Thomas has been talking about it on the radio for years. You can take your pass rushers. You can take your middle backers. You can take your run stuffers.
"When you start building from that back end, and people can say what they want, but when you start building from that back end and you keep explosive plays from happening, you're going to win games."
Thomas enjoyed watching that E.T. clone last year, and there was Joseph even wearing his number 22.
Joseph |
Thomas has only seen Hall on TV, but he's looking forward to stopping by one of Saturday's two practices. He has a pretty good idea of what he's going to see after spending time with defensive coordinator Chuck Bresnahan at the dinner.
"Chuck says he's really technically sound and is really advanced in fundamentals for his age," Thomas said. "You've got to have the corners for a long time, plus I think Madieu can be a Pro Bowl player."
If the alumni can see some similarities, they also have some advice. Wilcots told them about how he and Thomas would each put 100 bucks on the table each week as rookies and challenge each other to make more plays than the other guy, even if it was on special teams.
"We knew we were going to win in '88," Wilcots said. "We just knew it. ET and I had gone back to California for only about five weeks in the offseason, and we came back ready. We felt like we could put them over the top. These guys can, too, if they feel like that and work like that. They can be the guys that get them there if they think like that."
Thomas remembered the closeness that began to bud in '87 with the rookies and then it grew in the now legendary offseason of '88.
"Lewis, bless his soul, liked to go his own way," Thomas said. "We would try to get him involved with us and when he did, when he did hang around with us, we played better."

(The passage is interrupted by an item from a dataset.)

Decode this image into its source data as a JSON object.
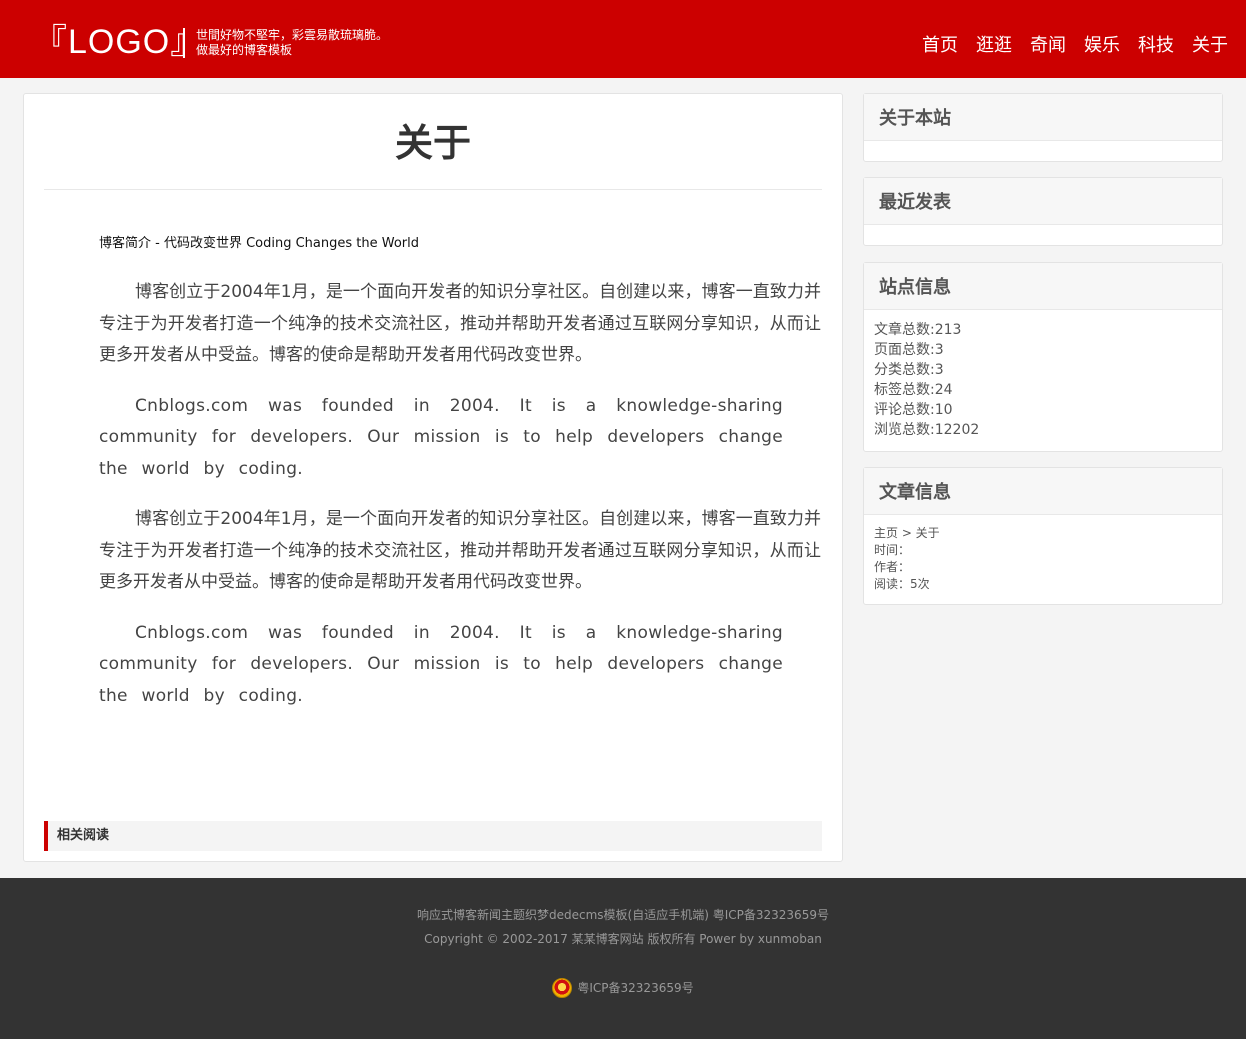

Whether it's the high school reunion or the old timer's game, it's why they are so special. What was and what might have been and what might be all get rolled into one giddy moment.
"I had 33 interceptions, but I dropped 223," Breeden said.
Told that Joseph is still looking for his first NFL interception after getting counted for 10 drops his rookie season, he smiled and said, "I'd rather get my hands on then not being able to make a play."
At the end of a week far from secondary, the old secondary couldn't wait.